GC: Collaboration with Financial Sector to Reduce Gambling Harm

Neil McArthur, CEO of the UK Gambling Commission, requested the financial sector to do more to support the Commission’s efforts towards a safer gambling environment. The commission’s chief executive outlined the role the sector has in creating a “single customer view”, to facilitate detecting of problem gambling.

Gambling Blocking Software the First Step

Speaking at a virtual conference for financial services professionals, held by the Money and Mental Health Policy Institute as a part of a two-year program, Neil McArthur pointed at the introduction of gambling blocking software as an example of how the industry can influence the issue with problem gamblers.

Initially introduced by Starling in 2018, the software which blocks deposits for gambling purposes was soon implemented by many high-street banks such as Barclays, Halifax, Lloyds Bank and HSBC. The software, paired with the creation of a “single customer view” where a client’s activity across all operators is being monitored, can greatly help to make gambling safer, GC’s CEO pointed out.

Aggregated View of Customer Transactions

Neil McArthur noted that the financial services sector already has such an aggregated view on a customer’s transactions, and, as suggested during the discussions in the Experts by Experience working group, “opportunities to protect people are being missed” due to financial operators not questioning their spending with gambling companies.

Set up in June on an interim basis, the Experts by Experience group is seeking to provide insights into the Commission’s efforts to reduce gambling harm, and comprises of people who have directly suffered from it. The group already contributed a lot, Neil McArthur outlined, praising the passion of its members to make a change.

Collaboration with the Financial Sector Key

Collaboration with the financial sector is part of an inherent process which forms part of the National Strategy to Reduce Gambling Harm, the Commission’s CEO highlighted. Furthermore, the issue is complex and requires action by others, such as research to broaden the understanding of the problem, development of appropriate ways to intervene and treat, and education necessary to prevent the problem from reoccurring.

Neil McArthur used the occasion to oppose critics of the Commission who oversimplified the matter and placed all responsibility within the regulator.
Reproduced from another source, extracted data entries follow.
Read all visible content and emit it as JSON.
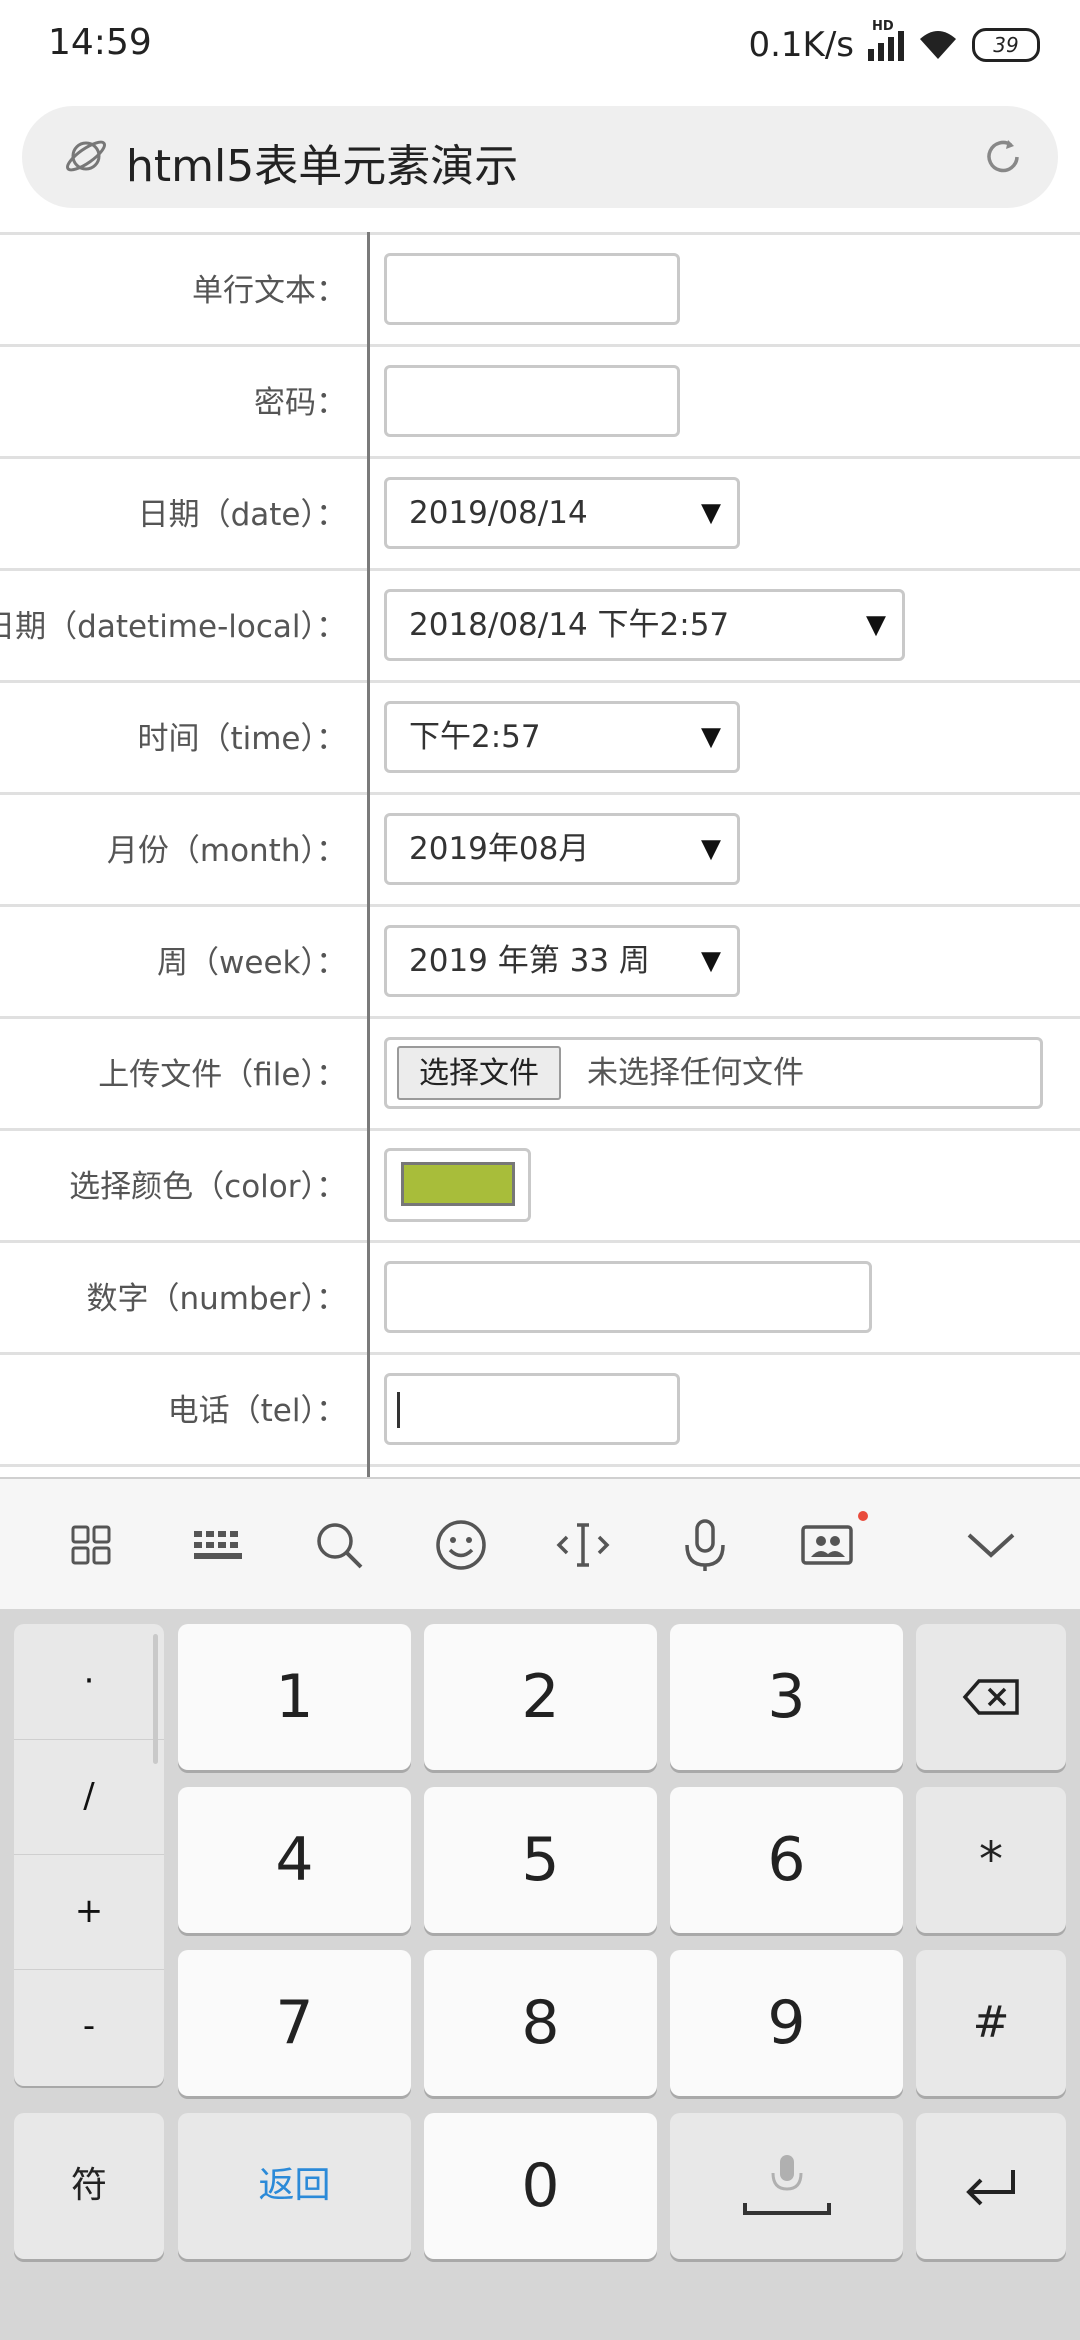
{
  "status_bar": {
    "time": "14:59",
    "net_speed": "0.1K/s",
    "hd_label": "HD",
    "battery": "39"
  },
  "browser": {
    "page_title": "html5表单元素演示"
  },
  "form": {
    "rows": [
      {
        "label": "单行文本：",
        "value": ""
      },
      {
        "label": "密码：",
        "value": ""
      },
      {
        "label": "日期（date）：",
        "value": "2019/08/14"
      },
      {
        "label": "日期（datetime-local）：",
        "value": "2018/08/14 下午2:57"
      },
      {
        "label": "时间（time）：",
        "value": "下午2:57"
      },
      {
        "label": "月份（month）：",
        "value": "2019年08月"
      },
      {
        "label": "周（week）：",
        "value": "2019 年第 33 周"
      },
      {
        "label": "上传文件（file）：",
        "button": "选择文件",
        "value": "未选择任何文件"
      },
      {
        "label": "选择颜色（color）：",
        "value": "#a8bd3a"
      },
      {
        "label": "数字（number）：",
        "value": ""
      },
      {
        "label": "电话（tel）：",
        "value": ""
      },
      {
        "label": "",
        "value": ""
      }
    ],
    "dropdown_arrow": "▼"
  },
  "keyboard": {
    "toolbar_icons": [
      "grid-icon",
      "keyboard-layout-icon",
      "search-icon",
      "emoji-icon",
      "cursor-icon",
      "microphone-icon",
      "contact-card-icon",
      "collapse-icon"
    ],
    "symbols": [
      "·",
      "/",
      "+",
      "-"
    ],
    "keys": [
      "1",
      "2",
      "3",
      "4",
      "5",
      "6",
      "7",
      "8",
      "9",
      "0"
    ],
    "star": "*",
    "hash": "#",
    "symbol_key": "符",
    "back_key": "返回",
    "accent_color": "#2b8ad8"
  }
}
The Gambling Commission has been under fire from the All-Party Parliamentary Group for Gambling-Related Harm, branding it “not fit for purpose”, yet reports from the National Audit Office and the Public Accounts Committee found the Commission was severely under-financed to regulate the industry.

The two-year work program the virtual conference took place as a part of, was funded through a regulatory settlement, a penalty on an operator for a breach of its license conditions and codes of practice.